As Mr. Roman hid inside, Mr. Rivera was shuttled blocks away by the police, where he was questioned and asked to fill out witness forms. He was not done until 7 a.m.
For Mr. Roman, as 5 a.m. approached, things finally changed.
He said a SWAT unit raced into the club, shooting Mr. Mateen and going room to room, checking the club. Initially, the police called up to the D.J. booth area, where Mr. Roman hid, thinking it was clear. He and the others had to announce themselves.
As they came down the ladder, the first thing Mr. Roman recalls seeing was pools of blood everywhere.
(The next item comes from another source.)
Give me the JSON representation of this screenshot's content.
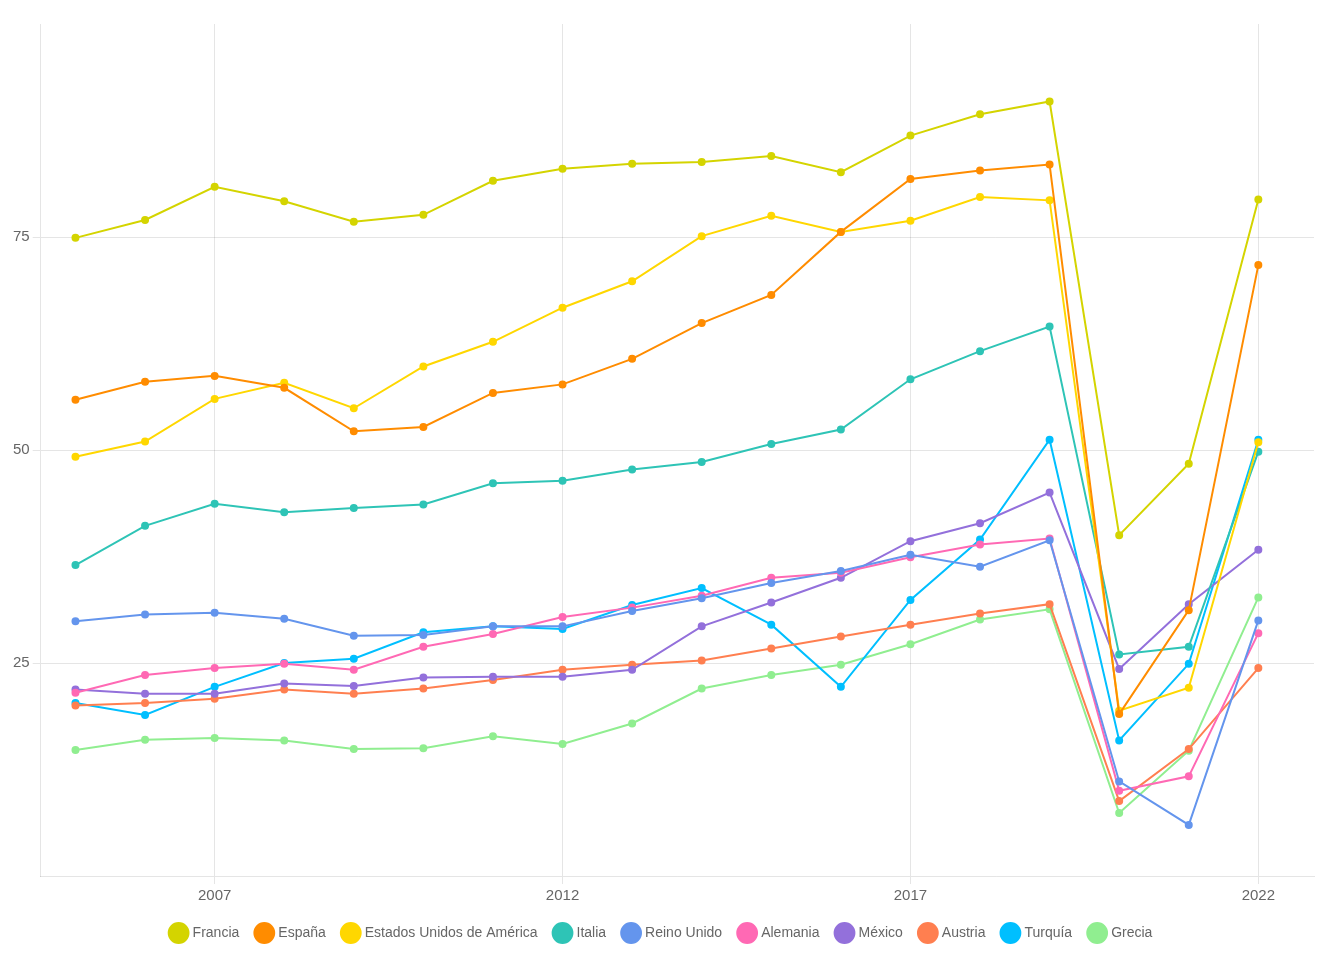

He recalled it looking like a “Halloween horror” scene, the colorful overhead lights of the club still spinning onto the floor where dozens lay dead.
“I’m trying to walk through with dead bodies everywhere — bulging eyes, contorted bodies,” he said. “There was more people on the ground than where you could walk and where there weren’t bodies, there was thick blood.”
Mr. Rivera said he has awakened each morning since then to thoughts of the carnage.
Mr. Roman wonders if there was anything that could have been done differently.
“What could I have done better that day?” he said. “But in the end — it’s out of our hands. It’s out of our hands. It replays in my head, though.”
Both men’s D.J. equipment is still in the club, part of the crime scene. Mr. Roman was allowed to retrieve his car from the Pulse parking lot on Wednesday. Mr. Rivera got his on Friday.
The two have day jobs, but they have taken time off to try to absorb what happened.
They want to get back to D.J. work but at the same time are reluctant.
“We have a custom with our music, and it’s going to take us a bit to get back into the mood,” Mr. Roman said.